Published in: Writers Magazine Italia 8, MI: Delos Books. 26-29.
Quella sera di luglio faceva caldo, e io non avevo sonno. E si palpava l’umidità nell'aria. Intensa. Molto. Era una di quelle sere perfette e dolci in cui si preferisce star fuori, con la frescura che precede la notte, e il profumo dell'erba, e star soli è un peccato, veramente, una colpa.
E infatti in quella sera di luglio non ero solo: passeggiavo con Sonia, in giro nel parco che circonda la clinica. Era abbastanza presto. Camminavamo con lentezza, senza una meta, per il solo piacere di far passare il tempo, in attesa del momento in cui Sonia, eccitata, stanca, svogliata, insonnolita, questo non potevo saperlo, avrebbe deciso che era giunta l'ora per riaccompagnarla in camera. Attorno, i grilli erano tanti, e chiassosi. Ero irrequieto, io, carico di aspettative. Avrei voluto dare una buona occhiata ai pensieri di Sonia. Cosa le passava in testa?

Sonia. Sonia era una nostra paziente: gigantessa, ventisette anni, occhi profondi, chiari e verdi, labbra di fuoco. I capelli biondi se li era lasciati crescere lunghi, lunghissimi, di certo per nascondere immensità di spalle; comunque, non c’erano capelli lunghi abbastanza da coprirla per intero. Sonia si trascinava dentro a un corpo costruito per contenere altre Sonie in formato normale. Due, tre forse. Però il suo viso conservava una dolcezza rara. Luminosissimo. In lei scoprivo le tracce di una bambina incartata dentro a troppi chili di carne. E il suo sorriso risplendeva, i denti come pietre lucide scolpite in bocca. Magra, sarebbe stata bella.
Quella sera di luglio le tenni compagnia, come faccio anche con gli altri a volte, quando ho il turno di sorveglianza di notte, quando la malinconia mi prende, così che provo a scacciarla cercando un contatto con i pazienti della clinica. Li assisto, li aiuto se hanno bisogno. Parlo con loro, o li accompagno a dormire strappandoli da un sonno scomodo nel salottino con la tv.
Intendiamoci, non mi piace fraternizzare troppo con i pazienti, anche con quelli più tranquilli, quelli che sembrano normali. Ė raro che ci siano parole vere tra noi; ci scambio un saluto con loro, un sorriso, o quattro chiacchiere sul nulla. Nient'altro. E quasi mai mi spingo così lontano al punto di toccarli. Mi fanno paura. Mi spaventa la loro distanza dal mio mondo. Siamo compressi dentro a questa clinica, vicini l'uno all'altro, ma incapaci di accostarci. Parliamo, pure non ci comprendiamo. Non li capisco quasi mai. E immagino che anche loro non capiscano me.

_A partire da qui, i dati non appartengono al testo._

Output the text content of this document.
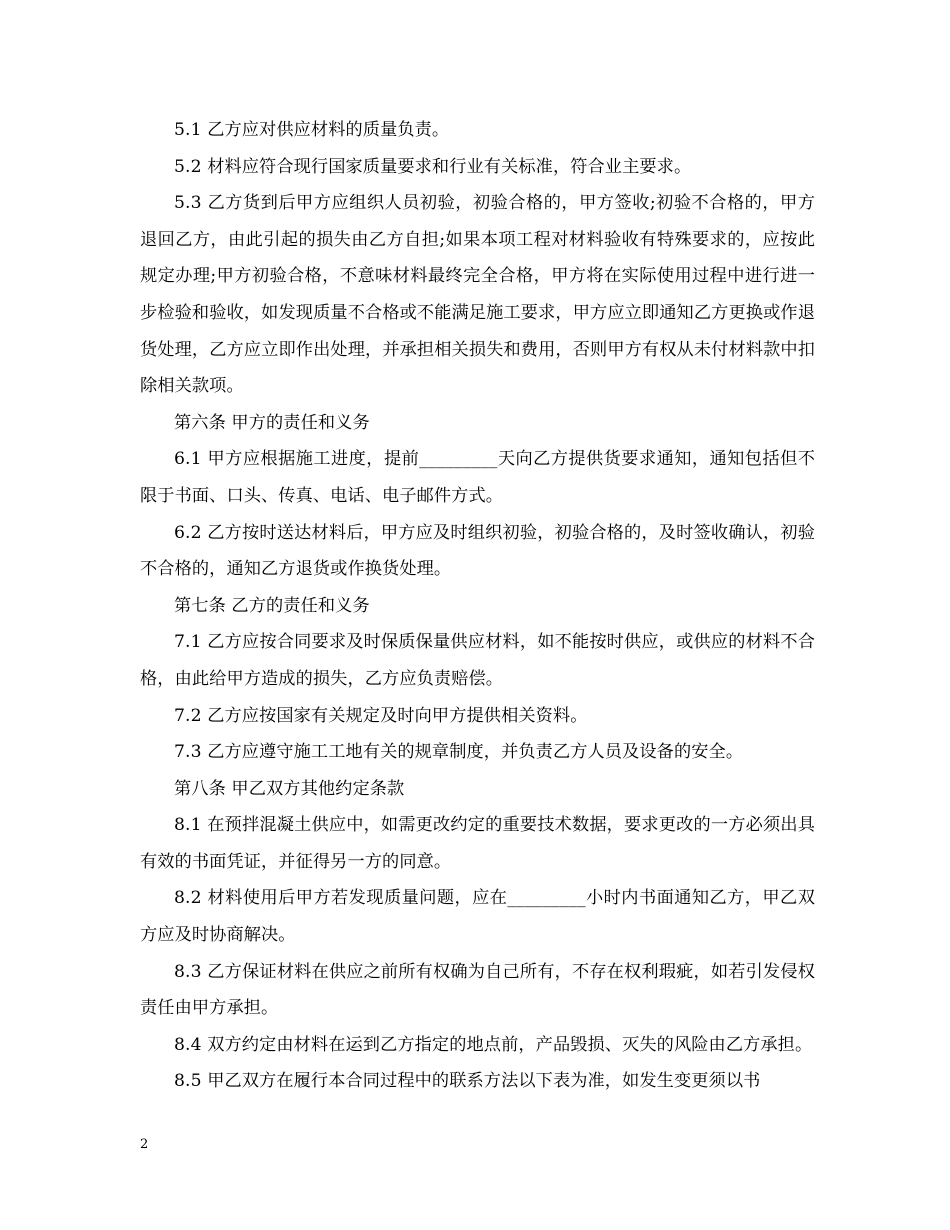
5.1 乙方应对供应材料的质量负责。

5.2 材料应符合现行国家质量要求和行业有关标准，符合业主要求。

5.3 乙方货到后甲方应组织人员初验，初验合格的，甲方签收;初验不合格的，甲方退回乙方，由此引起的损失由乙方自担;如果本项工程对材料验收有特殊要求的，应按此规定办理;甲方初验合格，不意味材料最终完全合格，甲方将在实际使用过程中进行进一步检验和验收，如发现质量不合格或不能满足施工要求，甲方应立即通知乙方更换或作退货处理，乙方应立即作出处理，并承担相关损失和费用，否则甲方有权从未付材料款中扣除相关款项。

第六条 甲方的责任和义务

6.1 甲方应根据施工进度，提前_________天向乙方提供货要求通知，通知包括但不限于书面、口头、传真、电话、电子邮件方式。

6.2 乙方按时送达材料后，甲方应及时组织初验，初验合格的，及时签收确认，初验不合格的，通知乙方退货或作换货处理。

第七条 乙方的责任和义务

7.1 乙方应按合同要求及时保质保量供应材料，如不能按时供应，或供应的材料不合格，由此给甲方造成的损失，乙方应负责赔偿。

7.2 乙方应按国家有关规定及时向甲方提供相关资料。

7.3 乙方应遵守施工工地有关的规章制度，并负责乙方人员及设备的安全。

第八条 甲乙双方其他约定条款

8.1 在预拌混凝土供应中，如需更改约定的重要技术数据，要求更改的一方必须出具有效的书面凭证，并征得另一方的同意。

8.2 材料使用后甲方若发现质量问题，应在_________小时内书面通知乙方，甲乙双方应及时协商解决。

8.3 乙方保证材料在供应之前所有权确为自己所有，不存在权利瑕疵，如若引发侵权责任由甲方承担。

8.4 双方约定由材料在运到乙方指定的地点前，产品毁损、灭失的风险由乙方承担。

8.5 甲乙双方在履行本合同过程中的联系方法以下表为准，如发生变更须以书

2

Quindi non li tocco. Neanche le pazienti. Il più delle volte almeno. E comunque, di frequentare le giovani signore che restano da noi per qualche tempo non ne ho mai fatto un’abitudine. Certo, capita che, se una mi piace, provo tecniche di seduzione: ci parlo, molto, la sfioro con gli occhi prima ancora di farlo con le mani, la seguo nel parco, la confondo con parole, parole. Ma succede di rado che la cosa funzioni, e anche quando una di loro mi accetta, alla fine il nostro incontro è solo un scambio di carni: la sua, la mia. Da quegli scambi non ho mai imparato molto. Semmai, dal contatto con quei corpi ho appreso meglio la distanza. Ho scoperto che col corpo si possono realizzare costruzioni e innesti di carne di cui la mente si accorge appena.

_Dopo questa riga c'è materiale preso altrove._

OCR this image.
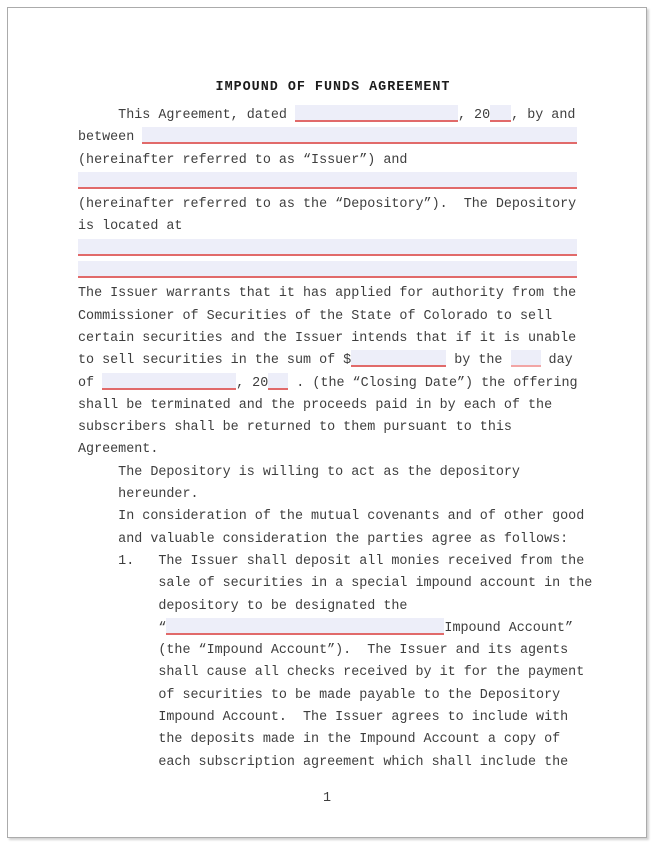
IMPOUND OF FUNDS AGREEMENT
This Agreement, dated	, 20 , by and
between
(hereinafter referred to as “Issuer”) and
(hereinafter referred to as the “Depository”).  The Depository
is located at
The Issuer warrants that it has applied for authority from the
Commissioner of Securities of the State of Colorado to sell
certain securities and the Issuer intends that if it is unable
to sell securities in the sum of $	by the  day
of	, 20 . (the “Closing Date”) the offering
shall be terminated and the proceeds paid in by each of the
subscribers shall be returned to them pursuant to this
Agreement.
The Depository is willing to act as the depository
hereunder.
In consideration of the mutual covenants and of other good
and valuable consideration the parties agree as follows:
1.   The Issuer shall deposit all monies received from the
sale of securities in a special impound account in the
depository to be designated the
“	Impound Account”
(the “Impound Account”).  The Issuer and its agents
shall cause all checks received by it for the payment
of securities to be made payable to the Depository
Impound Account.  The Issuer agrees to include with
the deposits made in the Impound Account a copy of
each subscription agreement which shall include the
1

Con Sonia però è stato diverso. Con lei è stato lo sbocciare di qualcosa di molto simile all’amore, con il sapore che è lo stesso dell’amore. Ė stata tre mesi da noi in clinica. Non molto. Ma in quel tempo breve è riuscita a scatenarmi contro un grumo di forze che poi mi si sono avviluppate addosso, alla base dello stomaco: sto parlando di leggerezza, di ansia, di pesantezza, capite? L’ardore, il bruciare di un desiderio, la necessità di azione irrazionale. Un fuoco.
Una specie d’amore.
Oltre al suo corpo smisurato nel quale sprofondare, mi incantava la sua passione per le parole, le parole, e per la poesia. La sua voce era nera come una notte senza luna. Certe sere mi regalava poesie dentro a sculture di carne. Le recitava con la bocca e col corpo. Apposta per me. E il vigore magnetico di quella sua voce costruiva ponti sulla distanza tra i nostri corpi.
Non la toccavo subito. Spesso, prima, mi piaceva farmi regalare parole, parole. Mi raccontava le sue storie di sesso e d’amore, le storie della sua carne che regalava con gioia. L’ascoltavo accoccolato nel suo letto. Nudo. Una storia me la raccontò più volte. Amava ripeterla. Una passione: lei diciassettenne e lui con il doppio dei suoi anni. Si erano incontrati una sera d’estate, su una spiaggia. Lui le aveva strusciato le dita sul viso e poi più in basso. Subito. Con gesti rapidi, quasi senza parole. Quella sera in spiaggia non c’era stata nessuna necessità di spiegarsi.
Poi continuava a raccontare, Sonia, ma non mi parlava di sesso. Mai.
L’uomo voleva la sua carne, ma non soltanto quella. Di Sonia cercava un altro corpo. Più intimo e nascosto. Era a caccia di un organismo da riprendere in mille scatti. La fotografava molto. Scattava, scattava, esplorandola da vicino con l’occhio della macchina fotografica. Poi sviluppava le foto: cento, duecento, molte.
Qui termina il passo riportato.